All right, enough glib and pithy—we’ll leave that to Blender. The bottom line is that the Sights came in with a lot to prove to a crowd that barely knew who they were. It is a testament to their efforts that by the end of their set, the previously unknown group sold many a CD to hungry audience members. Group founder and lead singer-songwriter Eddie Baranek provides the blueprint for the band not only with killer hooks and the tuneful prowess of his guitar, but also with enthusiasm not seen since the beloved “Balki Bartokomous” came to visit “Cousin Larry” on Perfect Strangers. To be sure, “fun” is the main key for this young group from Detroit Rock City: they’re having it, their songs are filled with it, and their stage persona is it.
If Robbie Robertson were struck by lightning he’d sound like the Sights. By combining a Motown focus on song structure with an electrocuted jolt of classic rock on songs like “Don’t Want You Back”, the Sights have the chops to become something larger than the sum of their parts. So far in a short career, nothing they’ve created on record matches the abandon that makes their live show a must-see. Similar to peers the Mooney Suzuki, the studio is the next frontier. Credit must go to newly hired organ/piano player Nate Cavalieri for adding an original flourish to taut opener “Stop and Think It Over”. Drummer Dave Shettler also proves he has what it takes to match veracity with the sing-song quality of Baranek’s best tunes. By the end-of-set closer, “Sticks and Stones”, the Sights had set the bar high for what was supposed to be the evening’s highlight, the Datsuns.
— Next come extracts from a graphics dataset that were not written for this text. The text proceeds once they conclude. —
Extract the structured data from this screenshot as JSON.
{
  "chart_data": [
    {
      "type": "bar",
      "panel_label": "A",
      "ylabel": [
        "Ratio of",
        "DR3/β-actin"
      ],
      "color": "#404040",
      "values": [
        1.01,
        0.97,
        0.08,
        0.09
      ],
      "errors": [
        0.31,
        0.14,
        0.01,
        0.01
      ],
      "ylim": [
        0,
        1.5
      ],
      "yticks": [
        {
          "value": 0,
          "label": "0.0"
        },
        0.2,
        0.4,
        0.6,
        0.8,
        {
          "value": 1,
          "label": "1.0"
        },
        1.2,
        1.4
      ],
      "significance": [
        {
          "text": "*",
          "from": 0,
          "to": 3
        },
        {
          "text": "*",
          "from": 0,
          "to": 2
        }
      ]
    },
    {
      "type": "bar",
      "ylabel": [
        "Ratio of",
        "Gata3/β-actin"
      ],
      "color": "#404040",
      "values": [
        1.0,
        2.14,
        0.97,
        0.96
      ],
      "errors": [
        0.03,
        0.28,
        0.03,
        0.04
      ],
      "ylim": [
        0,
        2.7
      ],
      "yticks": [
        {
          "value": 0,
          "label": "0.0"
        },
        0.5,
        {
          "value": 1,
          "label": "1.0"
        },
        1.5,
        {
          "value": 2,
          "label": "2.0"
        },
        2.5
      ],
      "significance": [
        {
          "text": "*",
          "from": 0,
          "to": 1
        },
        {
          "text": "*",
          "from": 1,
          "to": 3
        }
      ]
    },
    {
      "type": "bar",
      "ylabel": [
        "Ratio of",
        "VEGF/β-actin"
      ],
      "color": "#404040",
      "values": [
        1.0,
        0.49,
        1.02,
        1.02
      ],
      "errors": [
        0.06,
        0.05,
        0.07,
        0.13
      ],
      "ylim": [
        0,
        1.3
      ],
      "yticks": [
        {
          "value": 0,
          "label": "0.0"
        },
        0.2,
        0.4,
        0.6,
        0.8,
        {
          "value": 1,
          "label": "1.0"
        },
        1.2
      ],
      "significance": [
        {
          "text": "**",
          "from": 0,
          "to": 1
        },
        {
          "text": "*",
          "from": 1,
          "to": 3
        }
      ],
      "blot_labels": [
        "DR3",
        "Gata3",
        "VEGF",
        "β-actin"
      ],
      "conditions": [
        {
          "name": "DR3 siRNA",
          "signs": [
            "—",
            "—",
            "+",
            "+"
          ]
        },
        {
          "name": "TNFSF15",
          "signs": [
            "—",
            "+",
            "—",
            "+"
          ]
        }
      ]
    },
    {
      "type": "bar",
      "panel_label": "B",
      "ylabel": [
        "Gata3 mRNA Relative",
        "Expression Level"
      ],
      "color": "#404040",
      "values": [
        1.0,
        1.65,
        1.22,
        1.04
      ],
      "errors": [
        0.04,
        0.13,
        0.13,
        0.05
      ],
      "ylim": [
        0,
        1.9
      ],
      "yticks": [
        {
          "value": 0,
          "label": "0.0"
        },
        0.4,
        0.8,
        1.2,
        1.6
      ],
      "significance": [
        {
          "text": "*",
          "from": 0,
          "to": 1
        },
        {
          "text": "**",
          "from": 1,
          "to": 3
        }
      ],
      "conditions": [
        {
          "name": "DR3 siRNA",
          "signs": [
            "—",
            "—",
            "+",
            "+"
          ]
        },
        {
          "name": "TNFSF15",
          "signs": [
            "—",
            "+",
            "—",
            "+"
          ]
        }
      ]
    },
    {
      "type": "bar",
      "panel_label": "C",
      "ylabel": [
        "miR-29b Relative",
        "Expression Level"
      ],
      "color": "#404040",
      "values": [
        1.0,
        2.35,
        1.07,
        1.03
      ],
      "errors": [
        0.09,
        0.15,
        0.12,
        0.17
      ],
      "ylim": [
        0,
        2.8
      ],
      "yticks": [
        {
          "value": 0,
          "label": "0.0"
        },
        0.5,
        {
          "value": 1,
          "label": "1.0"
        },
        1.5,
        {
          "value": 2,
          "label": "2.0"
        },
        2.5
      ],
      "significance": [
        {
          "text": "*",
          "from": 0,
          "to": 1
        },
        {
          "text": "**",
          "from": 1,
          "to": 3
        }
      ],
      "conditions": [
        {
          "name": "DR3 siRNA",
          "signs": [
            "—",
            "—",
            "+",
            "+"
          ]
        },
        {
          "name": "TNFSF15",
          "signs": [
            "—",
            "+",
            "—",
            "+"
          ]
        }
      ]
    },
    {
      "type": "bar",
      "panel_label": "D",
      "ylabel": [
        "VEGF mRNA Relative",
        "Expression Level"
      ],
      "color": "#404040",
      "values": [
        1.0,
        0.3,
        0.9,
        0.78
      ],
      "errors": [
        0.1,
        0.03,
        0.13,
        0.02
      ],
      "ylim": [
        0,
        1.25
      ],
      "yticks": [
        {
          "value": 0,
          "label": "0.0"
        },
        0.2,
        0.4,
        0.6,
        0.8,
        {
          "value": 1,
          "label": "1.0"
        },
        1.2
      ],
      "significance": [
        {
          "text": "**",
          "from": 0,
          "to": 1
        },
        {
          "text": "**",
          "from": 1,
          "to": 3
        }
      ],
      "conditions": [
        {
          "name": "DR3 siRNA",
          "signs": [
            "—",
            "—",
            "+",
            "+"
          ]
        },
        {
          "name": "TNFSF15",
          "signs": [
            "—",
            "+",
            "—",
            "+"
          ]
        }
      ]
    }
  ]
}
Upon entrance, it looked as if Trent Reznor was the headliner backed by a young Motorfinger. However, the look of the Datsuns betrayed the music piping out from the amps. Having been lumped in with the “new-garage” movement and named “Best Live Band” by NME, the Datsuns have been inevitably set up for a fall by the hype machine. While it is true that the four men from New Zealand play their tunes with a lot of energy, the songs they hurtle and bound lack the fresh-air blast necessary to justify their commitment. Instead, what was presented sounded akin to a glam-metal fest that went out with Slash’s departure from Guns ‘N Roses. Appetite for Destruction this was not. Sure, there was zest, even a bit of gusto, but I will defer to the genius of one Mr. William Shakespeare for this one: The set was “full of sound and fury signifying nothing.” In fact, the only song that approached a reason for the frothing at the mouth produced by the British press was the MTV-ready “In Love”, but even that was too little too late. Any thunder available had heretofore been stolen by the Sights. As it turns out, only one of these bands proved to be a cliché.